Holmes currently presents for Sky News, Channel 5 and Talk Radio, but is best-known for being the co-host of This Morning -- on ITV, which is understood to be the ‘end-user’ in the case.
“I am the test case,” he also reportedly told the Sunday tabloid. “There is nobody more freelance than me, but they are trying to prove our jobs are regular and guaranteed.”
The chance of HMRC winning the case solely on Mutuality of Obligation – broadly, ‘an obligation for work to be provided and an obligation to carry it out,’ seems slim.
First, it is regarded as only one part of the ‘holy trinity’ of factors required for an IR35 case to be successfully proved, alongside the more determinant ones of Personal Service and Control.

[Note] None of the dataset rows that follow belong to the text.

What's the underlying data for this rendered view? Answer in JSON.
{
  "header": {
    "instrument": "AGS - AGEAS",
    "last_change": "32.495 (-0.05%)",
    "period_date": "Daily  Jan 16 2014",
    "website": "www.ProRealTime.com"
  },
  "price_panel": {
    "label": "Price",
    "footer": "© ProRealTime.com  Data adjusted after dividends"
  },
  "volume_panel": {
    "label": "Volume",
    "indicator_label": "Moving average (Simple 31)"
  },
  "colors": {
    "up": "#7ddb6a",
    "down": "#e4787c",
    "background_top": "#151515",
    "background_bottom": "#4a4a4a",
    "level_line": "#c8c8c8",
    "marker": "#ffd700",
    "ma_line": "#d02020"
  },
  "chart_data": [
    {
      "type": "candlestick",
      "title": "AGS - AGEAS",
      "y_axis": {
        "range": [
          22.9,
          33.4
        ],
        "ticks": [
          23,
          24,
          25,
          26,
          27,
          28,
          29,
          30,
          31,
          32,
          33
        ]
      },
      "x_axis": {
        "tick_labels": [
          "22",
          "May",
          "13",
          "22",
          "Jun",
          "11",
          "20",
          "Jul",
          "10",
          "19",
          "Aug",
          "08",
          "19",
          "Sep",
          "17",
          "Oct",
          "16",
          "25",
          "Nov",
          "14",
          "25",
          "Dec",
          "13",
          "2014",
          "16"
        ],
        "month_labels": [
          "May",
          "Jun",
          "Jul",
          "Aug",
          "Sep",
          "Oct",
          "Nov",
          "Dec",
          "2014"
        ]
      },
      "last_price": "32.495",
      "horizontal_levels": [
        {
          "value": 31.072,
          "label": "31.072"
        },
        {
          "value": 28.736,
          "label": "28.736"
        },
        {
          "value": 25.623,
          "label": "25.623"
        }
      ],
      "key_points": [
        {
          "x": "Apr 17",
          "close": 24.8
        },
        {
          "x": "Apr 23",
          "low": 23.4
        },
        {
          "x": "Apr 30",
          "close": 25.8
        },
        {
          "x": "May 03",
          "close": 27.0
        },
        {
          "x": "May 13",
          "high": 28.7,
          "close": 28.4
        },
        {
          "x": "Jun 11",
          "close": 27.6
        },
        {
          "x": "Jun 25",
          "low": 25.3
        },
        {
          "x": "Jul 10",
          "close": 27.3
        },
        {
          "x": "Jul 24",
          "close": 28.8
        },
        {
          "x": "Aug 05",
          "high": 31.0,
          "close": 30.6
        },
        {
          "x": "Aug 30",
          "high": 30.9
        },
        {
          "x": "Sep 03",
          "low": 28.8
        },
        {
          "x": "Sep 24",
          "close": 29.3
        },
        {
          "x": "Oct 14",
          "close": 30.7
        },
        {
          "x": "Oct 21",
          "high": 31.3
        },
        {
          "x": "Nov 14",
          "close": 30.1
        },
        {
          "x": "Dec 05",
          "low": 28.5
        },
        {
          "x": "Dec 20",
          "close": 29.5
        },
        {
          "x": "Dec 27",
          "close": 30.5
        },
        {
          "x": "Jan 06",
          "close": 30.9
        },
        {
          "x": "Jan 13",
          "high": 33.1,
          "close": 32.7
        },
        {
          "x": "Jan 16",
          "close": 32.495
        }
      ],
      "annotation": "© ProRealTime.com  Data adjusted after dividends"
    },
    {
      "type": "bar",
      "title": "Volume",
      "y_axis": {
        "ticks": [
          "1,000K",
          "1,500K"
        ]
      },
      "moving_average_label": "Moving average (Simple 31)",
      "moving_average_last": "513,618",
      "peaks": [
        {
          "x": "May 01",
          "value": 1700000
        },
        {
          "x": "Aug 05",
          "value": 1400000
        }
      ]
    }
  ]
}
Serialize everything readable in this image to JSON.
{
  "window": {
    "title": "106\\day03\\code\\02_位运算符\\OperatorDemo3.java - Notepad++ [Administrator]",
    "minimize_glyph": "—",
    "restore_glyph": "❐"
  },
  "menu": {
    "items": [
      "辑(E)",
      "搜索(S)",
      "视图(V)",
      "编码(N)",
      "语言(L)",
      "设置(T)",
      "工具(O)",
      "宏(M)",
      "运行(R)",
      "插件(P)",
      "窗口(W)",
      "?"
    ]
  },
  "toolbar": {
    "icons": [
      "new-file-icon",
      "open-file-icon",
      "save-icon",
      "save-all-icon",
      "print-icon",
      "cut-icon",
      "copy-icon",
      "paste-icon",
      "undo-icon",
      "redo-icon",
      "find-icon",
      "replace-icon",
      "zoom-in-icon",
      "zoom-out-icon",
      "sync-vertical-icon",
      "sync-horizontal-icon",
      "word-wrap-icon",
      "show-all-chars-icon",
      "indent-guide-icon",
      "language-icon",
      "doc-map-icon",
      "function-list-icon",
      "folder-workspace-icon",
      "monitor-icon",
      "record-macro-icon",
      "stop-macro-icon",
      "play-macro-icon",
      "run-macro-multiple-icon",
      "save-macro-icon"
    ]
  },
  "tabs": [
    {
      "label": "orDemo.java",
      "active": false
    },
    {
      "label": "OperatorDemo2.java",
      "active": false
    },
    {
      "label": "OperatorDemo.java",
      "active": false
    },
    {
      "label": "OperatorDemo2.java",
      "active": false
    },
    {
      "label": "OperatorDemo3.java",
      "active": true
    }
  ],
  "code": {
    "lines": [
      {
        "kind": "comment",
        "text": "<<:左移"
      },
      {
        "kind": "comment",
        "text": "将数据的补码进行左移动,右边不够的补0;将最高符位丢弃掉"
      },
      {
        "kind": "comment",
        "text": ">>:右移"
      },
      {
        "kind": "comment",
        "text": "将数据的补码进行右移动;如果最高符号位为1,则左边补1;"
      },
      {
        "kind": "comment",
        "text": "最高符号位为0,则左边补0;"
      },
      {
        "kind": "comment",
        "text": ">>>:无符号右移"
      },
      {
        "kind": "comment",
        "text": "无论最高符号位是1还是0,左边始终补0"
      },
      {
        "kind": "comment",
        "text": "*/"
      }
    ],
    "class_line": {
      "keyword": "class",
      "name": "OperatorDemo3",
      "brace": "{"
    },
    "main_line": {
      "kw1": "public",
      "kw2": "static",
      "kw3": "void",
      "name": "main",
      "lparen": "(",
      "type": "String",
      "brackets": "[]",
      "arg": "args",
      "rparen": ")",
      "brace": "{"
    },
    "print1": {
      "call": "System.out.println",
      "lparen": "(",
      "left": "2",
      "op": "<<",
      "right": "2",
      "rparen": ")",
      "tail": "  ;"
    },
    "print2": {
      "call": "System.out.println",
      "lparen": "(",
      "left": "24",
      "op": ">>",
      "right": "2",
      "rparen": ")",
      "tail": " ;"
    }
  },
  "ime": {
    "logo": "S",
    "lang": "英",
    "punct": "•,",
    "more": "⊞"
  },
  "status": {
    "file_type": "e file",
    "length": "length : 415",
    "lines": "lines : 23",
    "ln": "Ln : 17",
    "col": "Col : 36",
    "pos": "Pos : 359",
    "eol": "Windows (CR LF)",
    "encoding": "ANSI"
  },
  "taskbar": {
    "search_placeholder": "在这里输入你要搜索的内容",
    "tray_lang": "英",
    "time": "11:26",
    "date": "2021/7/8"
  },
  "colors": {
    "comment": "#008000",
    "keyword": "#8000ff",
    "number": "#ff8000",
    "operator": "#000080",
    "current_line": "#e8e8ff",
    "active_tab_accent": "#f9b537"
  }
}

Secondly, since July, HMRC has argued that Mutuality is present in every contractor engagement anyway or, in the Revenue’s words, ‘MOO is necessary for a contract to exist.’
More likely to secure HMRC an IR35 victory is to have alleged that Holmes, who anchored the very first ever GMTV for ITV back in 1993, has become ‘part and parcel’ of ITV.
He is not the only presenter to be in the Revenue’s crosshairs yet he may be the highest-profile, and is thought to be the only one to end up in court over engagements with ITV.
For now though, it is Mr Holmes who is “next under the taxman’s chopping block in their latest high-profile IR35 case,” accountant Michael Hough wrote on LinkedIn, referring to HMRC.
His comments come as Dame Jenni Murray, a BBC Radio 4 host, has reportedly revealed she faces a “very significant” tax bill under IR35, following a winding-up of her PSC to join the BBC’s payroll.
Although they mulled a legal case for maladministration against the BBC (on the basis it forced them to use PSCs), some BBC presenters might now hope the corporation can quickly close its deal with HMRC, despite accusations that a settlement would be both unfair to all non-BBC contractors and taxpayers at large.